Having worked on data ingestion part of IoT for 6 months with IoThub, what I have understood is that a few strategies should be applied while during data ingress to ensure smooth and meaningful data ingress.
- Understanding the frequency of data ingress
If you look at the tiers given by Azure itself for data ingress Total Messages per day and each message packet size determine the one you choose among the 4 available. The more the messages, the more difficult it is to stuff everything into a database and then parse to make it meaningful. The ideal solution is to remove certain data which are off the chart or send it specific repositories. For example, if you want to remove data from event 1 processed and moved to datastore 1 and data from event 2 moved into datastore 2 at the outset itself.

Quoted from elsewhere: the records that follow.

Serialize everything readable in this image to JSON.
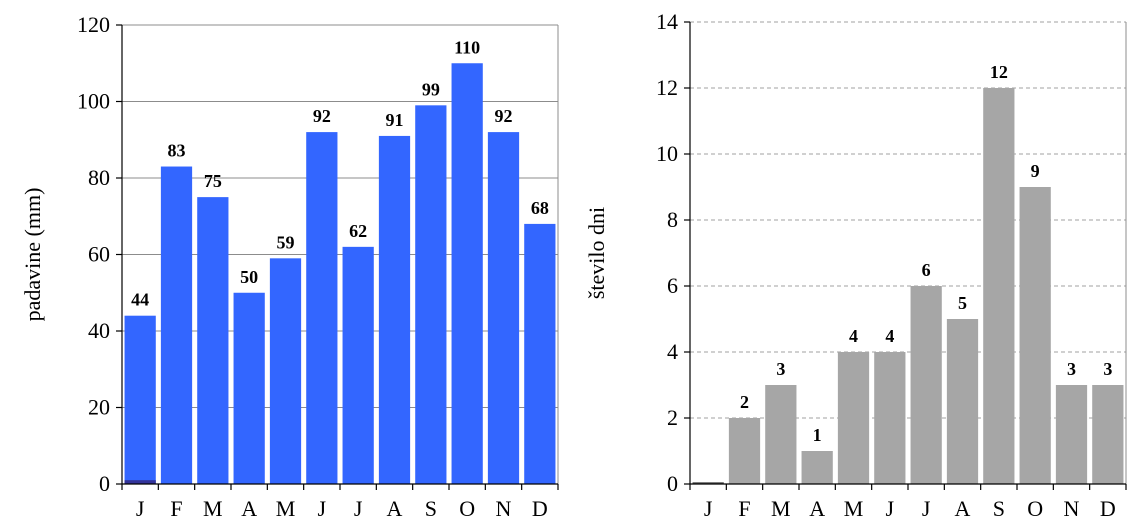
{
  "chart_data": [
    {
      "type": "bar",
      "title": "",
      "xlabel": "",
      "ylabel": "padavine (mm)",
      "ylim": [
        0,
        120
      ],
      "yticks": [
        0,
        20,
        40,
        60,
        80,
        100,
        120
      ],
      "grid": true,
      "categories": [
        "J",
        "F",
        "M",
        "A",
        "M",
        "J",
        "J",
        "A",
        "S",
        "O",
        "N",
        "D"
      ],
      "values": [
        44,
        83,
        75,
        50,
        59,
        92,
        62,
        91,
        99,
        110,
        92,
        68
      ],
      "data_labels": [
        "44",
        "83",
        "75",
        "50",
        "59",
        "92",
        "62",
        "91",
        "99",
        "110",
        "92",
        "68"
      ],
      "bar_color": "#3366ff",
      "secondary_values": [
        1,
        0,
        0,
        0,
        0,
        0,
        0,
        0,
        0,
        0,
        0,
        0
      ],
      "secondary_color": "#333399"
    },
    {
      "type": "bar",
      "title": "",
      "xlabel": "",
      "ylabel": "število dni",
      "ylim": [
        0,
        14
      ],
      "yticks": [
        0,
        2,
        4,
        6,
        8,
        10,
        12,
        14
      ],
      "grid": true,
      "categories": [
        "J",
        "F",
        "M",
        "A",
        "M",
        "J",
        "J",
        "A",
        "S",
        "O",
        "N",
        "D"
      ],
      "values": [
        0,
        2,
        3,
        1,
        4,
        4,
        6,
        5,
        12,
        9,
        3,
        3
      ],
      "data_labels": [
        "",
        "2",
        "3",
        "1",
        "4",
        "4",
        "6",
        "5",
        "12",
        "9",
        "3",
        "3"
      ],
      "bar_color": "#a6a6a6"
    }
  ]
}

- Annotation metadata to data
Now that your IoT Device has collected billions of data and that you have stored it in some format, to build a relationship and history, would you search through the entire tables and build that hierarchy. I guess, you are better off adding metadata on the run
- Stream Analytics is a must
If you want to raise an alarm when there is a temperature spike or fall, or if you want to start another process when the process 1 is continuously failing / not sending data, we would want a Stream analytics solution whomsoever provides in your ecosystem, be it Azure, Amazon, Google, IBM and the like. No one wants to build analytics and wait 10 mins for the instant alerts.
(Article in KDNuggets helped me verify that my understanding is in tune with what the industry and academia in general thinks about data ingress in general.)